Fecal samples (0.5 g) and distilled water containing 3 mmol/L of 2-ethylbutyric acid (as internal standard) and 0.5 mmol/L of H2SO4 were homogenized. 2.5 mL of the homogenate was vacuum distilled according to the method of Zijlstra et al.47 and modified by Høverstad et al.48. The distillate was analyzed with gas chromatography (Agilent 6850; Agilent, CA, USA) using a capillary column (serial no. USE400311H, Agilent J&W GC columns; Agilent, CA, USA) and quantified while using internal standardization. Flame ionization detection was employed. The total amount of all SCFAs and the amount of acetic, propionic, butyric, isobutyric, valeric, isovaleric, caproic, and isocaproic acids expressed in mmol/Kg wet weight were measured.

Analysis of gut microbiota composition and function

Fecal DNA was extracted using the commercial ZymoBIOMICS™ DNA Miniprep Kit (ZR, Zymo Research, Irvine, CA, USA), according to manufacturer’s instructions, with slight modifications.

Libraries for 16S rRNA amplicon sequencing were prepared as previously described49. Briefly, the hypervariable regions V3 and V4 of the 16S rRNA gene were amplified using dual-indexed universal primers (319F:ACTCCTACGGGAGGCAGCAG and 806R:GGACTACHVGGGTWTCTAAT) and Phusion High-Fidelity PCR Master mix m/HF buffer (Thermo Fisher Scientific, USA). The PCR products were cleaned and normalized using the SequalPrep Normalization Plate Kit (Thermo Fisher Scientific, USA). Quality control and quantification of the pooled libraries were performed using an Agilent Bioanalyzer (Agilent Technologies, USA) and Kapa Library Quantification Kit (Kapa Biosystems, London, UK). Sequencing was performed at the Norwegian Sequencing Centre (Oslo, Norway), using the Illumina MiSeq platform and v3 kit (Illumina, San Diego, CA, USA), set at 300 base pair paired-end reads.

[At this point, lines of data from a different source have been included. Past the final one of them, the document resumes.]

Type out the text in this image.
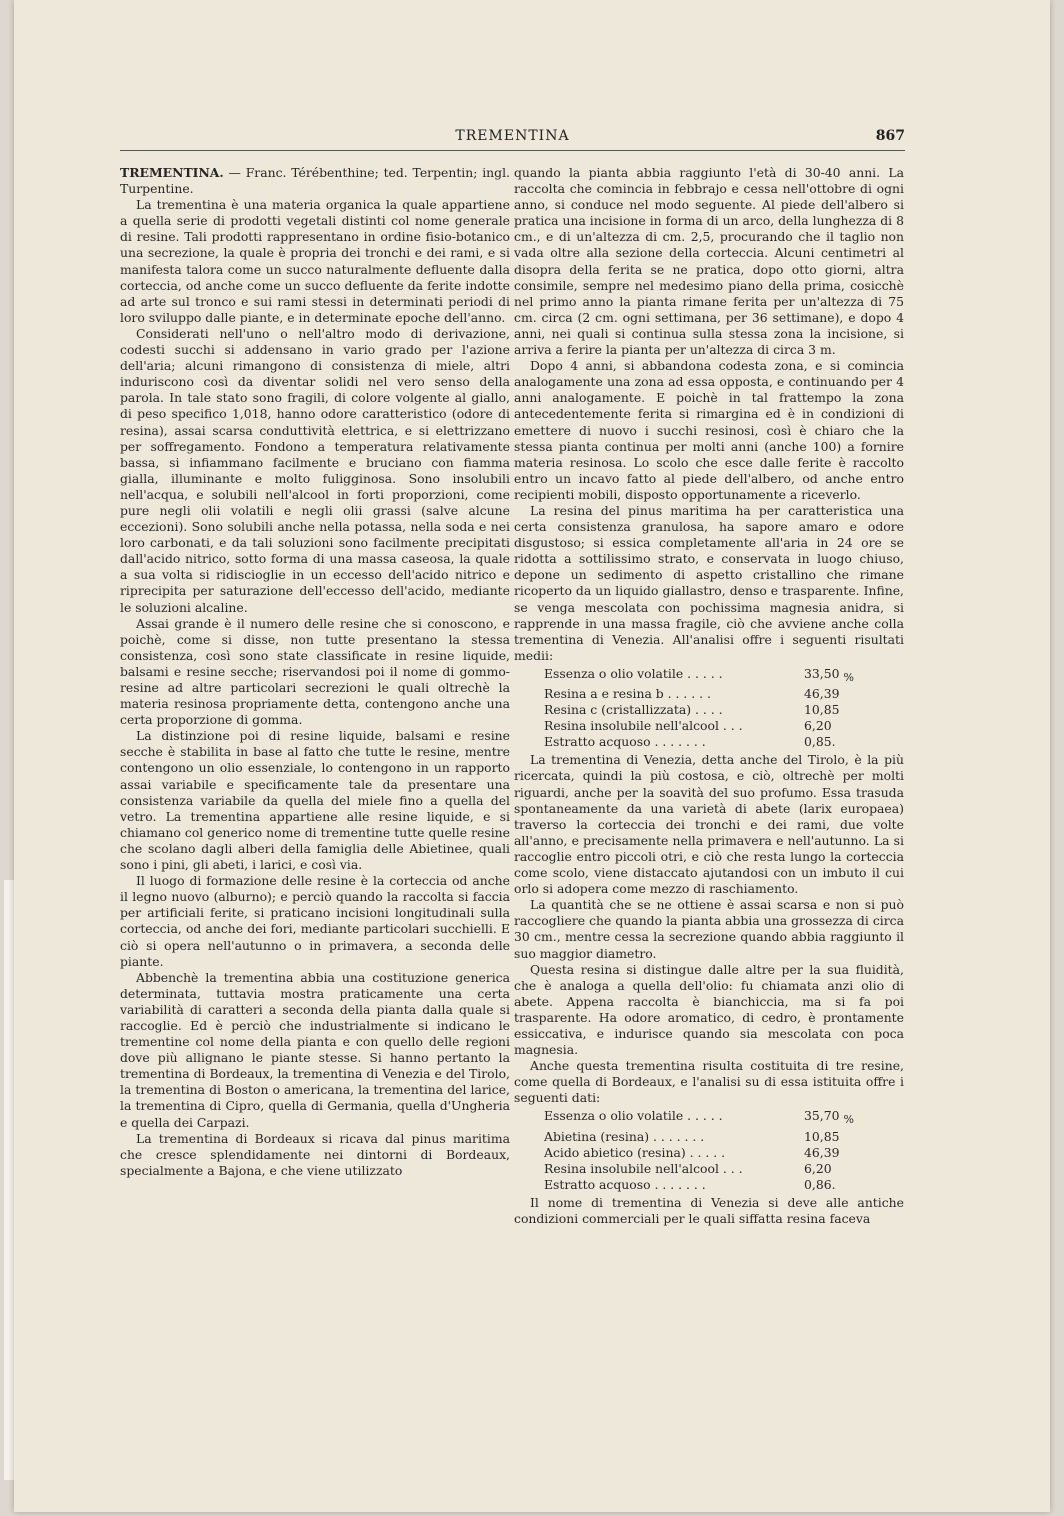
TREMENTINA	867

TREMENTINA. — Franc. Térébenthine; ted. Terpentin; ingl. Turpentine.

La trementina è una materia organica la quale appartiene a quella serie di prodotti vegetali distinti col nome generale di resine. Tali prodotti rappresentano in ordine fisio-botanico una secrezione, la quale è propria dei tronchi e dei rami, e si manifesta talora come un succo naturalmente defluente dalla corteccia, od anche come un succo defluente da ferite indotte ad arte sul tronco e sui rami stessi in determinati periodi di loro sviluppo dalle piante, e in determinate epoche dell'anno.

Considerati nell'uno o nell'altro modo di derivazione, codesti succhi si addensano in vario grado per l'azione dell'aria; alcuni rimangono di consistenza di miele, altri induriscono così da diventar solidi nel vero senso della parola. In tale stato sono fragili, di colore volgente al giallo, di peso specifico 1,018, hanno odore caratteristico (odore di resina), assai scarsa conduttività elettrica, e si elettrizzano per soffregamento. Fondono a temperatura relativamente bassa, si infiammano facilmente e bruciano con fiamma gialla, illuminante e molto fuligginosa. Sono insolubili nell'acqua, e solubili nell'alcool in forti proporzioni, come pure negli olii volatili e negli olii grassi (salve alcune eccezioni). Sono solubili anche nella potassa, nella soda e nei loro carbonati, e da tali soluzioni sono facilmente precipitati dall'acido nitrico, sotto forma di una massa caseosa, la quale a sua volta si ridiscioglie in un eccesso dell'acido nitrico e riprecipita per saturazione dell'eccesso dell'acido, mediante le soluzioni alcaline.

Assai grande è il numero delle resine che si conoscono, e poichè, come si disse, non tutte presentano la stessa consistenza, così sono state classificate in resine liquide, balsami e resine secche; riservandosi poi il nome di gommo-resine ad altre particolari secrezioni le quali oltrechè la materia resinosa propriamente detta, contengono anche una certa proporzione di gomma.

La distinzione poi di resine liquide, balsami e resine secche è stabilita in base al fatto che tutte le resine, mentre contengono un olio essenziale, lo contengono in un rapporto assai variabile e specificamente tale da presentare una consistenza variabile da quella del miele fino a quella del vetro. La trementina appartiene alle resine liquide, e si chiamano col generico nome di trementine tutte quelle resine che scolano dagli alberi della famiglia delle Abietinee, quali sono i pini, gli abeti, i larici, e così via.

Il luogo di formazione delle resine è la corteccia od anche il legno nuovo (alburno); e perciò quando la raccolta si faccia per artificiali ferite, si praticano incisioni longitudinali sulla corteccia, od anche dei fori, mediante particolari succhielli. E ciò si opera nell'autunno o in primavera, a seconda delle piante.

Abbenchè la trementina abbia una costituzione generica determinata, tuttavia mostra praticamente una certa variabilità di caratteri a seconda della pianta dalla quale si raccoglie. Ed è perciò che industrialmente si indicano le trementine col nome della pianta e con quello delle regioni dove più allignano le piante stesse. Si hanno pertanto la trementina di Bordeaux, la trementina di Venezia e del Tirolo, la trementina di Boston o americana, la trementina del larice, la trementina di Cipro, quella di Germania, quella d'Ungheria e quella dei Carpazi.

La trementina di Bordeaux si ricava dal pinus maritima che cresce splendidamente nei dintorni di Bordeaux, specialmente a Bajona, e che viene utilizzato

quando la pianta abbia raggiunto l'età di 30-40 anni. La raccolta che comincia in febbrajo e cessa nell'ottobre di ogni anno, si conduce nel modo seguente. Al piede dell'albero si pratica una incisione in forma di un arco, della lunghezza di 8 cm., e di un'altezza di cm. 2,5, procurando che il taglio non vada oltre alla sezione della corteccia. Alcuni centimetri al disopra della ferita se ne pratica, dopo otto giorni, altra consimile, sempre nel medesimo piano della prima, cosicchè nel primo anno la pianta rimane ferita per un'altezza di 75 cm. circa (2 cm. ogni settimana, per 36 settimane), e dopo 4 anni, nei quali si continua sulla stessa zona la incisione, si arriva a ferire la pianta per un'altezza di circa 3 m.

Dopo 4 anni, si abbandona codesta zona, e si comincia analogamente una zona ad essa opposta, e continuando per 4 anni analogamente. E poichè in tal frattempo la zona antecedentemente ferita si rimargina ed è in condizioni di emettere di nuovo i succhi resinosi, così è chiaro che la stessa pianta continua per molti anni (anche 100) a fornire materia resinosa. Lo scolo che esce dalle ferite è raccolto entro un incavo fatto al piede dell'albero, od anche entro recipienti mobili, disposto opportunamente a riceverlo.

La resina del pinus maritima ha per caratteristica una certa consistenza granulosa, ha sapore amaro e odore disgustoso; si essica completamente all'aria in 24 ore se ridotta a sottilissimo strato, e conservata in luogo chiuso, depone un sedimento di aspetto cristallino che rimane ricoperto da un liquido giallastro, denso e trasparente. Infine, se venga mescolata con pochissima magnesia anidra, si rapprende in una massa fragile, ciò che avviene anche colla trementina di Venezia. All'analisi offre i seguenti risultati medii:

Essenza o olio volatile . . . . .	33,50 %
Resina a e resina b . . . . . .	46,39
Resina c (cristallizzata) . . . .	10,85
Resina insolubile nell'alcool . . .	6,20
Estratto acquoso . . . . . . .	0,85.

La trementina di Venezia, detta anche del Tirolo, è la più ricercata, quindi la più costosa, e ciò, oltrechè per molti riguardi, anche per la soavità del suo profumo. Essa trasuda spontaneamente da una varietà di abete (larix europaea) traverso la corteccia dei tronchi e dei rami, due volte all'anno, e precisamente nella primavera e nell'autunno. La si raccoglie entro piccoli otri, e ciò che resta lungo la corteccia come scolo, viene distaccato ajutandosi con un imbuto il cui orlo si adopera come mezzo di raschiamento.

La quantità che se ne ottiene è assai scarsa e non si può raccogliere che quando la pianta abbia una grossezza di circa 30 cm., mentre cessa la secrezione quando abbia raggiunto il suo maggior diametro.

Questa resina si distingue dalle altre per la sua fluidità, che è analoga a quella dell'olio: fu chiamata anzi olio di abete. Appena raccolta è bianchiccia, ma si fa poi trasparente. Ha odore aromatico, di cedro, è prontamente essiccativa, e indurisce quando sia mescolata con poca magnesia.

Anche questa trementina risulta costituita di tre resine, come quella di Bordeaux, e l'analisi su di essa istituita offre i seguenti dati:

Essenza o olio volatile . . . . .	35,70 %
Abietina (resina) . . . . . . .	10,85
Acido abietico (resina) . . . . .	46,39
Resina insolubile nell'alcool . . .	6,20
Estratto acquoso . . . . . . .	0,86.

Il nome di trementina di Venezia si deve alle antiche condizioni commerciali per le quali siffatta resina faceva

Paired-end reads were filtered for Illumina Universal Adapters and PhiX, demultiplexed, quality trimmed and merged using BBDuk 38.9050, Cutadapt 3.351 and BBMerge 38.9052. Denoising reads to Amplicon Sequence Variants (ASVs), taxonomic classification, filtering of contaminants and rare ASVs and building of a phylogenetic tree was done with QIIME2 version 2021.253. To reduce the effect of uneven sequencing depths, we rarefied all samples to a common level of 10,600 counts. We calculated diversity metrics in QIIME2 and tested for differential abundance of genera using this rarefied dataset (Mann–Whitney U test). Before differential abundance testing we applied a taxa prevalence filter of 20% on the rarefied dataset. To assess the functional characteristics of the gut microbiota, we performed an analysis with PICRUSt254 in QIIME2 to predict the metagenomic content in each sample and tested for differentially abundant pathways with aldex2 (with prevalence filter 20%).


Descriptive statistics are given as number and proportion (%), mean with standard deviations or median (min–max). Mann–Whitney U test was used to compare the non-parametric categorical variables with continuous variables. The Spearman’s rank correlation test was used to evaluate relationships between variables.

P-values are two-sided and considered significant when < 0.05. IBM SPSS Statistics for Windows, statistical software version 25.0 (IBM Corp., Armonk, NY, USA) was used for data analyses.